Si tratta di ufirst, piattaforma italiana disponibile via app, che permetterà ai clienti di Esselunga di “mettersi in fila stando a casa”. Le modalità saranno due:
- Tutti coloro (circa 800.000 persone) già in possesso dell’applicazione ufirst per smartphone potranno, grazie al sistema di geolocalizzazione, visualizzare direttamente dal telefono lo store di Esselunga più vicino, prendere virtualmente dall’app il numero per l’accesso e monitorare l’avanzamento della fila da remoto, ricevendo notifiche in prossimità del proprio turno e recandosi sul posto solo da quel momento.
- Coloro che invece si troveranno in prossimità di uno dei negozi Esselunga (dove la app è attiva) e non avesse ancora scaricato ufirst, potrà riservare il proprio posto semplicemente comunicando al personale il numero di cellulare. Il sistema ufirst invierà SMS con lo stato di avanzamento della propria posizione in fila fino al proprio turno.
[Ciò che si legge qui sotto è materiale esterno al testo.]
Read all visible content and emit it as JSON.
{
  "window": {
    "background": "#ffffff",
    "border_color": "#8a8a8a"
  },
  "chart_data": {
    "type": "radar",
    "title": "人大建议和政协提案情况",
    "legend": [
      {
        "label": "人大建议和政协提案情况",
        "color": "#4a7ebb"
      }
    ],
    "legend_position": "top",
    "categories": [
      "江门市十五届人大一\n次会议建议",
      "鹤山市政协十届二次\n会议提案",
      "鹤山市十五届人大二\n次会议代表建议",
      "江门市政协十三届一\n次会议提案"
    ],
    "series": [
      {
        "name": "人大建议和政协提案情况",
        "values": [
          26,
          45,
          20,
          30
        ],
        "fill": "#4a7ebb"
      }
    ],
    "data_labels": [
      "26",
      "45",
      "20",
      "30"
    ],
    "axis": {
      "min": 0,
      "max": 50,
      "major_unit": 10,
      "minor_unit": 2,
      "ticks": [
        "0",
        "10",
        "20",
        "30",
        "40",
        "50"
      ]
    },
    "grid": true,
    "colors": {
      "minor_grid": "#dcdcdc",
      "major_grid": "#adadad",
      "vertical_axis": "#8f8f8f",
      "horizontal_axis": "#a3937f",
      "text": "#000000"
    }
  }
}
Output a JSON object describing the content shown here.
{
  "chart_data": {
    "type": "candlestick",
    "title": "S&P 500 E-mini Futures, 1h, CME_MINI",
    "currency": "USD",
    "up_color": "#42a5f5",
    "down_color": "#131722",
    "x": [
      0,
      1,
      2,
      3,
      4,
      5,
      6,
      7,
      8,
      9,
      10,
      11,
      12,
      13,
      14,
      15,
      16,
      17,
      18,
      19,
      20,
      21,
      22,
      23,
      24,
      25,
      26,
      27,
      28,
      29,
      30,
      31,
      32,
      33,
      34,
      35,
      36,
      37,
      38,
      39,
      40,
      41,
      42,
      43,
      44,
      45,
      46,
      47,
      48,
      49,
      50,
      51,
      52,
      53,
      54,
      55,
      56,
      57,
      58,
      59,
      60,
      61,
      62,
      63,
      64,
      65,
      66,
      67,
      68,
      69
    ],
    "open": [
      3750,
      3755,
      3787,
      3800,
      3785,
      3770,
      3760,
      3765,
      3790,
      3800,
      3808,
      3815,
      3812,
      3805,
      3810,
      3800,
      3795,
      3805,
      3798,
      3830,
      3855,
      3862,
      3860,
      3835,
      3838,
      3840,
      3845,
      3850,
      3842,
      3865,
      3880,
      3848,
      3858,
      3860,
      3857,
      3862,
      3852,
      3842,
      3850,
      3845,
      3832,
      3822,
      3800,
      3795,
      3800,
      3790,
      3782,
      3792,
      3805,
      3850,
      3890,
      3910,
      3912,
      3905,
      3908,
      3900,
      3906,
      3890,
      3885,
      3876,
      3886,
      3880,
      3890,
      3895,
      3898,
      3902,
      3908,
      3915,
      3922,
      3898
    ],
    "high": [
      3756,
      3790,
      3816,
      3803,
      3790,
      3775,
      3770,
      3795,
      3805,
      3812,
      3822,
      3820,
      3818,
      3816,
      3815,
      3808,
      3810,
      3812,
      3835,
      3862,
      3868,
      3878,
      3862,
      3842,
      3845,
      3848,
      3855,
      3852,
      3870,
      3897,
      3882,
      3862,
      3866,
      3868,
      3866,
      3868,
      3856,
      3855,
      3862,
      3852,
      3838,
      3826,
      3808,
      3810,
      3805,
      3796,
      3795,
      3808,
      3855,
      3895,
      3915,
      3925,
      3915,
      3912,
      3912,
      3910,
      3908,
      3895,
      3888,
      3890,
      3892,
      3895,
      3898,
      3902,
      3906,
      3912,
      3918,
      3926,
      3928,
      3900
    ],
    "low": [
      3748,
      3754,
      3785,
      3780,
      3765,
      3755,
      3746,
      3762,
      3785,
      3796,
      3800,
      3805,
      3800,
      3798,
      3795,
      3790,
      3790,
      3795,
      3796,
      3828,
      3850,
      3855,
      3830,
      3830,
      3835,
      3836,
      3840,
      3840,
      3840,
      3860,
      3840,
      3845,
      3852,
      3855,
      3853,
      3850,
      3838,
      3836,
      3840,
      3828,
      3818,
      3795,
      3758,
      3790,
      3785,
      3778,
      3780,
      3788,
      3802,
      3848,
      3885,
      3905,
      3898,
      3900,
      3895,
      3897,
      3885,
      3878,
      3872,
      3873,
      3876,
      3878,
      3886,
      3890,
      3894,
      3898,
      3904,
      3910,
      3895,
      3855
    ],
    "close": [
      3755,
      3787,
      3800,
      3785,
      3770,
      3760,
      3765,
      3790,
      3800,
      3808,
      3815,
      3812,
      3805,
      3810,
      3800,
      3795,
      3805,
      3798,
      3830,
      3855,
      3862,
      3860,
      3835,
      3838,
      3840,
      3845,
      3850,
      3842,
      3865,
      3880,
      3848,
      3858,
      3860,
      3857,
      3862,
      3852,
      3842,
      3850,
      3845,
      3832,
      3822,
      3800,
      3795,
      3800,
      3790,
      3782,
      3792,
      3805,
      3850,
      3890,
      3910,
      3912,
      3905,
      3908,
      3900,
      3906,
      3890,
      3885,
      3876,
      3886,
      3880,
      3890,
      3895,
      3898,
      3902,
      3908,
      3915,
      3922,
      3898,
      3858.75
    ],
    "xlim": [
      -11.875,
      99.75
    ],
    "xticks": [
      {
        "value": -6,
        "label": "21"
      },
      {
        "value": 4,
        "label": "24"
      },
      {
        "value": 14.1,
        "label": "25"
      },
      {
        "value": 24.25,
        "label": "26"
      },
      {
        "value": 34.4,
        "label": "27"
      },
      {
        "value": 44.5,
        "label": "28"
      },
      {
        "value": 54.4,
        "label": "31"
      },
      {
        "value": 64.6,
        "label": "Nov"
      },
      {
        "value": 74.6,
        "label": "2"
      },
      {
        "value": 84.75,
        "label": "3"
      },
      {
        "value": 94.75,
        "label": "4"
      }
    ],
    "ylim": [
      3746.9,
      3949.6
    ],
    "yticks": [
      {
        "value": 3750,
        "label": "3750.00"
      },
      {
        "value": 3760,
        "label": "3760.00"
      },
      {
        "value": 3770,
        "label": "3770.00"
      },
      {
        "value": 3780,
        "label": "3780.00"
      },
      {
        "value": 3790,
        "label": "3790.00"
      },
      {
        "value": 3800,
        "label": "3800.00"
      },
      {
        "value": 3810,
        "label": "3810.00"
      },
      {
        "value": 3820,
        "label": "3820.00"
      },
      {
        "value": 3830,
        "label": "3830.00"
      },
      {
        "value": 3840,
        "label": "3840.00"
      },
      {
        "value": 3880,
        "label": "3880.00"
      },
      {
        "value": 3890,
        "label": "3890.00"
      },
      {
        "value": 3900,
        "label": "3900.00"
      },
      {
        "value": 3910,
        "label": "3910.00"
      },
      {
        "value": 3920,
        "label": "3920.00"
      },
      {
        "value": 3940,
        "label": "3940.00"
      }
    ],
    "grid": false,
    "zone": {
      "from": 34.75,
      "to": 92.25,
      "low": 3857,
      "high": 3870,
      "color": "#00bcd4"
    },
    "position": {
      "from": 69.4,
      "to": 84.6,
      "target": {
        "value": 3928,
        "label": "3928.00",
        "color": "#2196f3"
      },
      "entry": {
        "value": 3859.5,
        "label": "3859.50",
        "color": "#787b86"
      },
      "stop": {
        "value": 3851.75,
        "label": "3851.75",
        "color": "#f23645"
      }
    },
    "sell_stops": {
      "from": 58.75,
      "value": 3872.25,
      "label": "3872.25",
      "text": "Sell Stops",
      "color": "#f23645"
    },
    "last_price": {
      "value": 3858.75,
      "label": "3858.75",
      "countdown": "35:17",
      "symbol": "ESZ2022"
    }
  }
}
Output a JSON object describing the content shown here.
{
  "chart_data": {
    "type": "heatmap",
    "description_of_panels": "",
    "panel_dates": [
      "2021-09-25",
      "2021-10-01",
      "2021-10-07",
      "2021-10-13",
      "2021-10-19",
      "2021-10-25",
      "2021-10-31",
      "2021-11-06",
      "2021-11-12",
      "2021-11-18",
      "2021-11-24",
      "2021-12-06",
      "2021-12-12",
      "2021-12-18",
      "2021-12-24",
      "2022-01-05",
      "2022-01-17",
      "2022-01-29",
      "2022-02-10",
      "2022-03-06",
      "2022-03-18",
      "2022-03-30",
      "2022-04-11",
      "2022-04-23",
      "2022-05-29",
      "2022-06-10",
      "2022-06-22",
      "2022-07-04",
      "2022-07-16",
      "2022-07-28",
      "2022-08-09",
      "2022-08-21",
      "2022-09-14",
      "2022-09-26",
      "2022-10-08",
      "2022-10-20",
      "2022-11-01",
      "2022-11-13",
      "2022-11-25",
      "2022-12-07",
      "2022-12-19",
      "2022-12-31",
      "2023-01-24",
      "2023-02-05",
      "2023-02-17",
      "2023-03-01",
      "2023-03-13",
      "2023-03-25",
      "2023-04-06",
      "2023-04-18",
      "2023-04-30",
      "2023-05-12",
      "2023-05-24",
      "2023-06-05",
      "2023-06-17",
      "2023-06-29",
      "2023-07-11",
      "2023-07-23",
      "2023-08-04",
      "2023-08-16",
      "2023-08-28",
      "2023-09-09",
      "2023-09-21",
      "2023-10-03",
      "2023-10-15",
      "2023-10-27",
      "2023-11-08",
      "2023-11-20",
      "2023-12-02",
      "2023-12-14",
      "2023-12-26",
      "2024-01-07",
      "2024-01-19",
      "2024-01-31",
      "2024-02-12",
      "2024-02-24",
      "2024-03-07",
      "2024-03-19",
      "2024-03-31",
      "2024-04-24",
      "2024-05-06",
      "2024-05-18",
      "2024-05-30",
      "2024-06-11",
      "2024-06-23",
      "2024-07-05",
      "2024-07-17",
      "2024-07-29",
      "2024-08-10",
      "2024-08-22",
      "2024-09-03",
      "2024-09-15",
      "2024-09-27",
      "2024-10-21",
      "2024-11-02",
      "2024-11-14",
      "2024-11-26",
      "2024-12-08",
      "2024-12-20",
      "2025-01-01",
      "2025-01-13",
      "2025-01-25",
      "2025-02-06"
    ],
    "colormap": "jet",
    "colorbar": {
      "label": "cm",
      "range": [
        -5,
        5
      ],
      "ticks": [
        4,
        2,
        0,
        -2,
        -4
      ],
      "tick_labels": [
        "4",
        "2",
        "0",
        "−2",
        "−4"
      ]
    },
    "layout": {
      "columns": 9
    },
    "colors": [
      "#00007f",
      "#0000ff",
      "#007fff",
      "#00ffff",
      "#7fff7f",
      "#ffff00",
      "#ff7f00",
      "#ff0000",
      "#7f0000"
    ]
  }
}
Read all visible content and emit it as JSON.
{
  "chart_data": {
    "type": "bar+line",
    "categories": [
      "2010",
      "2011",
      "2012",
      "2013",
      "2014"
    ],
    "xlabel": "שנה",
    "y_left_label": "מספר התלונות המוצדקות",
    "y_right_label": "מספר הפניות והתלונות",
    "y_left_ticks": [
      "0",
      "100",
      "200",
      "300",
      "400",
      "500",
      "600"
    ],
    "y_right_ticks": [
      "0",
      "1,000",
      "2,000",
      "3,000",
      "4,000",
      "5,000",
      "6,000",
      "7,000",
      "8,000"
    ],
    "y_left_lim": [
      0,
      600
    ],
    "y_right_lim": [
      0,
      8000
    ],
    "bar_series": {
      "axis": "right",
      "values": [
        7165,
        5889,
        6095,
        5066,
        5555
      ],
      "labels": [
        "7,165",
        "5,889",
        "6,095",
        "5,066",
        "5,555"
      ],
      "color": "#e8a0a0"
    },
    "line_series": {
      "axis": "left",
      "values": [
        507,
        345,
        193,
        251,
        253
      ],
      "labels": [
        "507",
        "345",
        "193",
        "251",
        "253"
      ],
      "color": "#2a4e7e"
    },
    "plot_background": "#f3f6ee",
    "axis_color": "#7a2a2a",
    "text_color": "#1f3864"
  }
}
“Fin dall’inizio dell’emergenza l’attivazione di protocolli e strumenti per la sicurezza di clienti e dipendenti è stata una nostra priorità. La scelta di digitalizzare gli accessi per tutelare la salute delle persone attraverso il rispetto delle distanze di sicurezza, va in questa direzione”, ha spiegato Roberto Selva, chief Marketing & Customer officer di Esselunga.

Sebbene stia trovando la sua consacrazione in concomitanza con la crisi del Coronavirus che impone il distanziamento sociale tra le persone, ufirst non è stata creata per rispondere a situazioni di emergenza. E’ infatti nata nel 2016 come piattaforma, disponibile via app e via web, che permettesse di cambiare il modo con cui le persone accedono ai servizi (erogati da strutture pubbliche e private) più congestionati in città, con l’obiettivo di generare un risparmio di tempo.